Dass Bakterien weit über ihre Rolle als Krankheitserreger hinaus lebensnotwendige Funktionen im menschlichen Körper erfüllen, ist längst bekannt.
Doch das technische Anwendungsspektrum dieser wandelbaren Mikroorganismen reicht noch viel weiter: Von Zellulosegewinnung über Abwasserbehandlung bis zu Halbleitermaterialien eröffnen sich vielfältigste Möglichkeiten.
Ein besonders zukunftsweisendes Feld ist die medizinische Forschung zu therapeutischen Zwecken. Aufbauend auf den Erkenntnissen zum Einsatz von Nanomaterialien als Trägersystemen werden Bakterien mit künstlichen Beschichtungen – sogenannten Stealth Coatings – versehen. Diese „Tarnkappen“ verhindern die Detektion und Eliminierung durch das Immunsystem, um ein ungehindertes Erreichen des Zielortes, wie etwa zu behandelndes Tumorgewebe, zu ermöglichen.

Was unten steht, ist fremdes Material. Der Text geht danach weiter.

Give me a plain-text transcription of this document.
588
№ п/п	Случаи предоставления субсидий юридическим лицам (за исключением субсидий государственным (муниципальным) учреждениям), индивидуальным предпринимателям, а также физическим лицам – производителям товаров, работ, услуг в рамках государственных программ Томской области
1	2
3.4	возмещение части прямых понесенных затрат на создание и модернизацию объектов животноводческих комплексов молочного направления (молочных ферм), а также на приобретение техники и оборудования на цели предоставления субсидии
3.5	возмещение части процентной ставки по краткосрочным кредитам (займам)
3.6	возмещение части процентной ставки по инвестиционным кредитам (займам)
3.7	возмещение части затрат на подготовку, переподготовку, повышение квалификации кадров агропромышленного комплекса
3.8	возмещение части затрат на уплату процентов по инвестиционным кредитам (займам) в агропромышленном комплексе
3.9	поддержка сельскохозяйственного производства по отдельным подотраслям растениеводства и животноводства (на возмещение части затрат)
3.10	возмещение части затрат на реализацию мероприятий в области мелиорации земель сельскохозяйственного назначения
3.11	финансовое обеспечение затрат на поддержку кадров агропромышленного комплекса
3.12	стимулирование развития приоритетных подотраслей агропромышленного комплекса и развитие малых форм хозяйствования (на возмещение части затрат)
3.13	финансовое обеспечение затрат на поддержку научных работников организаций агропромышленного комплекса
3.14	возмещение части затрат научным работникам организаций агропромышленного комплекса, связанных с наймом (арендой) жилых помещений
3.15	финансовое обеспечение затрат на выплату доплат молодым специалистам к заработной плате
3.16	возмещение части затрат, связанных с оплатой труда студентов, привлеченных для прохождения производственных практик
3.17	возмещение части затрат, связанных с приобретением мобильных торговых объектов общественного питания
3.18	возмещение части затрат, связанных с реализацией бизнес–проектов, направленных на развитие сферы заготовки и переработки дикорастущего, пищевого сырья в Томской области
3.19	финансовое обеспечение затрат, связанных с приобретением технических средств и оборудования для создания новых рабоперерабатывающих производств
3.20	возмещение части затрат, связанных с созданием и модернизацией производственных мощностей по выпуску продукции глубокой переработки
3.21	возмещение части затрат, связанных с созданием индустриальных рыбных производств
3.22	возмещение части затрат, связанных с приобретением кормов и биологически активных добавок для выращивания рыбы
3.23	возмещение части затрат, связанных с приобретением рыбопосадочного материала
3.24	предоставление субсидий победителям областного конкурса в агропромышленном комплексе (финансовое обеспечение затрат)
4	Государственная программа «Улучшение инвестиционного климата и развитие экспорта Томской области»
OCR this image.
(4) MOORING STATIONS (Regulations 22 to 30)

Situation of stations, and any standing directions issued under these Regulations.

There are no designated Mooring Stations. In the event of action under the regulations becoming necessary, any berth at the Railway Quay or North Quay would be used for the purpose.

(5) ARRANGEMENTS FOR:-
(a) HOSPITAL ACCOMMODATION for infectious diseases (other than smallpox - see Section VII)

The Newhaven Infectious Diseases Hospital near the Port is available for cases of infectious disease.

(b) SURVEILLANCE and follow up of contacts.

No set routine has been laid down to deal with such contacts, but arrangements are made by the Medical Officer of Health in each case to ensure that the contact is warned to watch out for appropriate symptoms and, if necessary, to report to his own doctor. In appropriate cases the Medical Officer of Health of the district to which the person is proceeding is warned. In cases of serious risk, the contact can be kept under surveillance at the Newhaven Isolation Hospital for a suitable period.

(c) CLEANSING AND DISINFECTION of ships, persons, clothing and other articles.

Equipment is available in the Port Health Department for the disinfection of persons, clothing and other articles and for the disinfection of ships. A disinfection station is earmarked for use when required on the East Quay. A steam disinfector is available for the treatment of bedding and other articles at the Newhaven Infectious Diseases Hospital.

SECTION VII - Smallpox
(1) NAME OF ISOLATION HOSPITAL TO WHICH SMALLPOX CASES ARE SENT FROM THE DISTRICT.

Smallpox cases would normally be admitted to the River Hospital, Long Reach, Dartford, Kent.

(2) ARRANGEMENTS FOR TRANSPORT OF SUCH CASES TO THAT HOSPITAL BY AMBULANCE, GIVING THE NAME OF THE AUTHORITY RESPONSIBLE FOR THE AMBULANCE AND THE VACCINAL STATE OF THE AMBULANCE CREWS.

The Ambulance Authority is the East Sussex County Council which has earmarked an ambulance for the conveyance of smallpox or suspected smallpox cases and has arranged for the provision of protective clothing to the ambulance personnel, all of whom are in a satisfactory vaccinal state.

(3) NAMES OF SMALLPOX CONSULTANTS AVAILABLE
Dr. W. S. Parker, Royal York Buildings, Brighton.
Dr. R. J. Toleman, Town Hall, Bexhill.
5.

Im aktuellen Dossier unter dem Titel „Immungetarnte Bakterien. Potenziale und Risiken von Coated Stealth Bacteria“ beschäftigt sich das Projektteam von NanoTrust-Beyond, Gudrun Lettner und Jean Schmitt, mit zentralen Fragestellungen dieser Technologie
Wie und mit welchen Materialien werden die Mikroorganismen beschichtet? Welche therapeutischen Potenziale ergeben sich daraus? Mit welchen Problemen sieht sich die Forschung aktuell konfrontiert?
Adressiert werden neben medizinisch-technischen Herausforderungen auch potenzielle Risiken wie Antibiotikaresistenzen und Umweltkontamination sowie die Gefahren einer missbräuchlichen Verwendung bis hin zur Entwicklung biologischer Waffen.